A copy of the application filed for the project indicates Giri officials plan to redevelop the hotel’s current event center and conference hall sections into a Chipotle and two commercial retail spaces. The space is on the east side of Main Street, near the intersection with Waterville Commons Drive. The Chipotle part of the redevelopment would have a drive-thru lane with an exterior pick-up window and an indoor counter service area with seating, according to the application.
The application also shows the company anticipates beginning construction in early to mid-spring of 2023, with completion that fall.
Former employees of the Augusta Chipotle have four complaints under consideration by the National Labor Relations Board, filed since mid-June after employees there walked off the job due to safety concerns and understaffing. The most serious allegations include that the company closed the site to prevent it from becoming unionized, and that when McNease tried to apply for a job at a Chipotle with openings in Auburn, using her email address Chipotle had on file, she and other former Augusta employees were shut out of the system.
Jeffrey Young, a labor lawyer with Solidarity Law, which is representing Chipotle United, said the charges are being reviewed by a National Labor Relations Board investigator. Young said he anticipates an indication by mid-October whether the NLRB will take up the cases.

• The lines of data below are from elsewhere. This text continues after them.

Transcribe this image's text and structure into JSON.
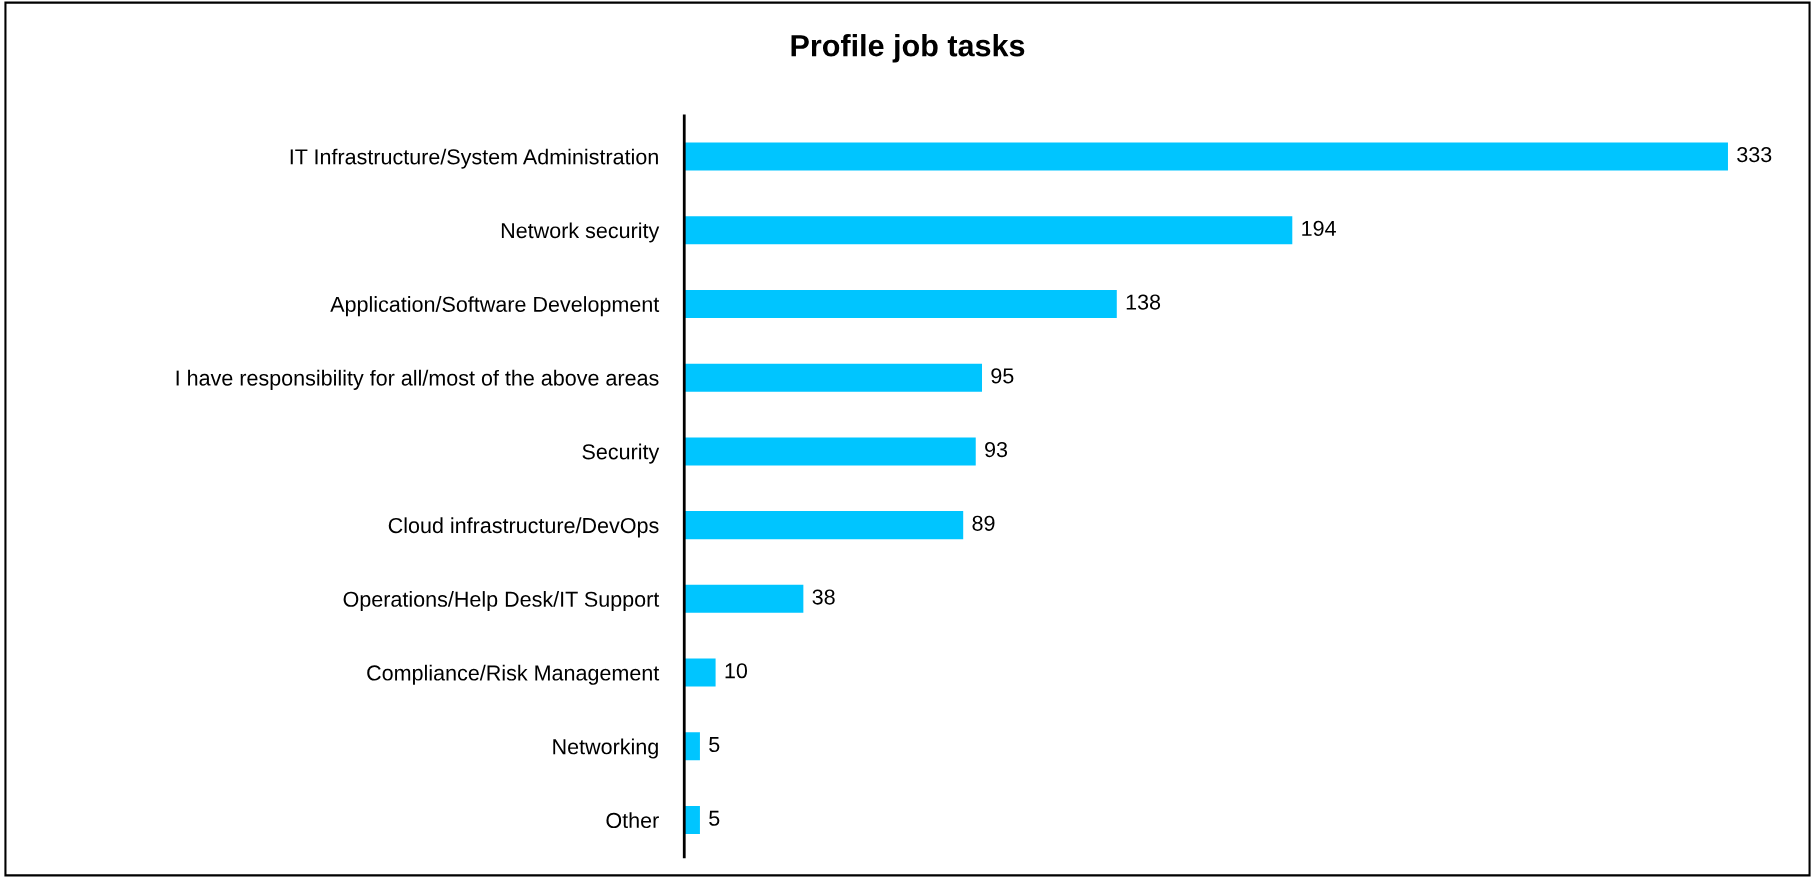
{
  "chart_data": {
    "type": "bar",
    "orientation": "horizontal",
    "title": "Profile job tasks",
    "categories": [
      "IT Infrastructure/System Administration",
      "Network security",
      "Application/Software Development",
      "I have responsibility for all/most of the above areas",
      "Security",
      "Cloud infrastructure/DevOps",
      "Operations/Help Desk/IT Support",
      "Compliance/Risk Management",
      "Networking",
      "Other"
    ],
    "values": [
      333,
      194,
      138,
      95,
      93,
      89,
      38,
      10,
      5,
      5
    ],
    "color": "#00c5ff",
    "data_labels": true,
    "grid": false,
    "legend": false
  }
}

He said if the union prevails on the cases, the Augusta Chipotle could be ordered to reopen, but said that is unlikely. More likely, he said, the company could be ordered to pay workers back wages and give them preferential hiring at other Chipotle locations.
McNease said 10 of the original 18 workers who petitioned to form a union have submitted affidavits for the NLRB’s investigation.
McNease, meanwhile, said she has been conferring with Chipotle workers elsewhere on forming unions, including with a group in New York.
She said her former Augusta co-workers are staying in touch with one another, and some have found other jobs. A solidarity fund has been established to help former workers in need.
McNease said she was encouraged to see workers at a Chipotle in Lansing, Michigan, become the first to unionize, something the Augusta workers could have become, had their store not been closed.
At a hearing last month before the U.S. House of Representatives’ Education and Labor Committee, the Augusta Chipotle’s closure and claims by former workers that the company blocked them from applying for jobs was cited by Mark Pearce, executive director of the Workers’ Rights Institute at the Georgetown University Law Center and a former chairman of the National Labor Relations Board, who testified in response to a question submitted by Maine Rep. Chellie Pingree, D-1st District, through a member of the committee.
“The insidious nature of the Maine situation is you have a place that gets closed as soon as a petition gets filed, after employees were being trained to expand operations at the facility, and then they offer up jobs to the public at a location 40 minutes away, but block the emails of those employees that were working at the closed facility from applying,” Pearce testified. “That kind of devastating, diabolical activity has to be looked at very carefully.”
McNease said she closely watched the House committee hearings, which included discussion on whether the National Labor Relations Board was adequately staffed and funded.
“It absolutely helps. Anything that helps the labor movement is going to help Chipotle United,” McNease said of Augusta workers having been discussed at the congressional committee hearing. “It gives it a lot of legitimacy when the national government starts looking at it and wondering what’s wrong. It makes the struggle more legitimate.”